The roads are well-nigh deserted. He meets one or two squads of soldiers coming back from "pass" at the Falls, but no one else. The omnibuses and carriages bearing home those visitors who have spent the evening listening to the band at the Point are all by this time out of the way, and it is early for officers to be returning from evening calls at the lower hotel. The chances are two to one that he will pass the village without obstacle of any kind. Billy's spirits rise with the occasion, and he concludes that a cigarette is the one thing needful to complete his disguise and add to the general nonchalance of his appearance. Having no matches he waits until he reaches the northern outskirts of the Falls, and then steps boldly into the first bar he sees and helps himself.
Coming forth again he throws wide open the swinging screen doors, and a broad belt of light is flashed across the dusty highway just in front of a rapidly-driven carriage coming north. The mettlesome horses swerve and shy. The occupants are suddenly whirled from their reposeful attitudes, though, fortunately, not from their seats. A "top hat" goes spinning out into the roadway, and a fan flies through the midst of the glare. The driver promptly checks his team and backs them just as Billy, all impulsive courtesy, leaps out into the street; picks up the hat with one hand, the fan with the other, and restores them with a bow to their owners. Only in the nick of time does he recollect himself and crush down the jovial impulse to hail by name Colonel Stanley and his daughter Miriam.
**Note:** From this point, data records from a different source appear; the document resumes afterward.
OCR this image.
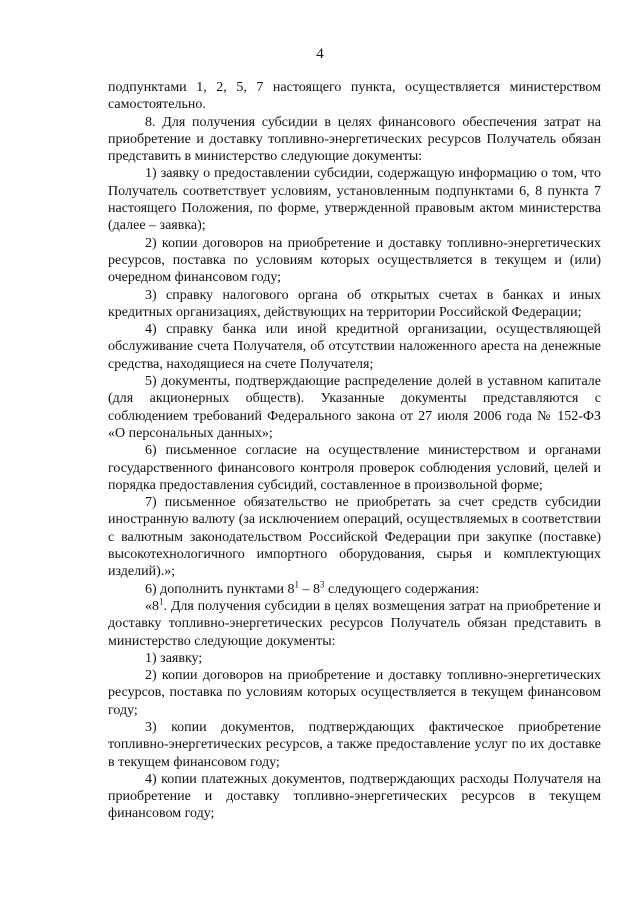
4

подпунктами 1, 2, 5, 7 настоящего пункта, осуществляется министерством самостоятельно.

8. Для получения субсидии в целях финансового обеспечения затрат на приобретение и доставку топливно-энергетических ресурсов Получатель обязан представить в министерство следующие документы:

1) заявку о предоставлении субсидии, содержащую информацию о том, что Получатель соответствует условиям, установленным подпунктами 6, 8 пункта 7 настоящего Положения, по форме, утвержденной правовым актом министерства (далее – заявка);

2) копии договоров на приобретение и доставку топливно-энергетических ресурсов, поставка по условиям которых осуществляется в текущем и (или) очередном финансовом году;

3) справку налогового органа об открытых счетах в банках и иных кредитных организациях, действующих на территории Российской Федерации;

4) справку банка или иной кредитной организации, осуществляющей обслуживание счета Получателя, об отсутствии наложенного ареста на денежные средства, находящиеся на счете Получателя;

5) документы, подтверждающие распределение долей в уставном капитале (для акционерных обществ). Указанные документы представляются с соблюдением требований Федерального закона от 27 июля 2006 года № 152-ФЗ «О персональных данных»;

6) письменное согласие на осуществление министерством и органами государственного финансового контроля проверок соблюдения условий, целей и порядка предоставления субсидий, составленное в произвольной форме;

7) письменное обязательство не приобретать за счет средств субсидии иностранную валюту (за исключением операций, осуществляемых в соответствии с валютным законодательством Российской Федерации при закупке (поставке) высокотехнологичного импортного оборудования, сырья и комплектующих изделий).»;

6) дополнить пунктами $8^1 - 8^3$ следующего содержания:

«$8^1$. Для получения субсидии в целях возмещения затрат на приобретение и доставку топливно-энергетических ресурсов Получатель обязан представить в министерство следующие документы:

1) заявку;

2) копии договоров на приобретение и доставку топливно-энергетических ресурсов, поставка по условиям которых осуществляется в текущем финансовом году;

3) копии документов, подтверждающих фактическое приобретение топливно-энергетических ресурсов, а также предоставление услуг по их доставке в текущем финансовом году;

4) копии платежных документов, подтверждающих расходы Получателя на приобретение и доставку топливно-энергетических ресурсов в текущем финансовом году;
The sight of a cavalry uniform and Lieutenant Lee's tall figure on the forward seat has, however, its restraining influence, and he turns quickly away—unrecognized.
But alas for Billy! Only two days before had the distribution been made, and every man in the graduating class was already wearing the beautiful token of their brotherhood. The civilian garb, the Derby hat, the monocle, the stick, the cigarette, and the false moustache were all very well in their way, but in the beam of light from the windows of that ill-starred saloon there flashed upon his hand a gem that two pairs of quick, though reluctant eyes could not and did not fail to see,—the class ring of 187-.
CHAPTER V.
A MIDNIGHT INSPECTION.
There was a sense of constraint among the occupants of Colonel Stanley's carriage as they were driven back to the Point. They had been calling on old friends of his among the pretty villas below the Falls; had been chatting joyously until that sudden swerve that pitched the colonel's hat and Miriam's fan into the dust, and the veteran cavalryman could not account for the lull that followed. Miriam had instantly grasped the situation. All her father's stories of cadet days had enabled her to understand at once that here was a cadet—a classmate of Philip's—"running it" in disguise. Mr. Lee, of course, needed no information on the subject. What she hoped was, that he had not seen; but the cloud on his frank, handsome face still hovered there, and she knew him too well not to see that he understood everything. And now what was his duty? Something told her that an inspection of barracks would be made immediately upon his return to the Point, and in that way the name of the absentee be discovered. She knew the regulation every cadet was expected to obey and every officer on honor to enforce. She knew that every cadet found absent from his quarters after taps was called upon by the commandant for prompt account of his whereabouts, and if unable to say that he was on cadet limits during the period of his absence, dismissal stared him in the face.
The colonel did most of the talking on the way back to the south gate. Once within the portals he called to the driver to stop at the Mess. "I'm thirsty," said the jovial warrior, "and I want a julep and a fresh cigar. You, too, might have a claret punch, Mimi; you are drooping a little to-night. What is it, daughter,—tired?"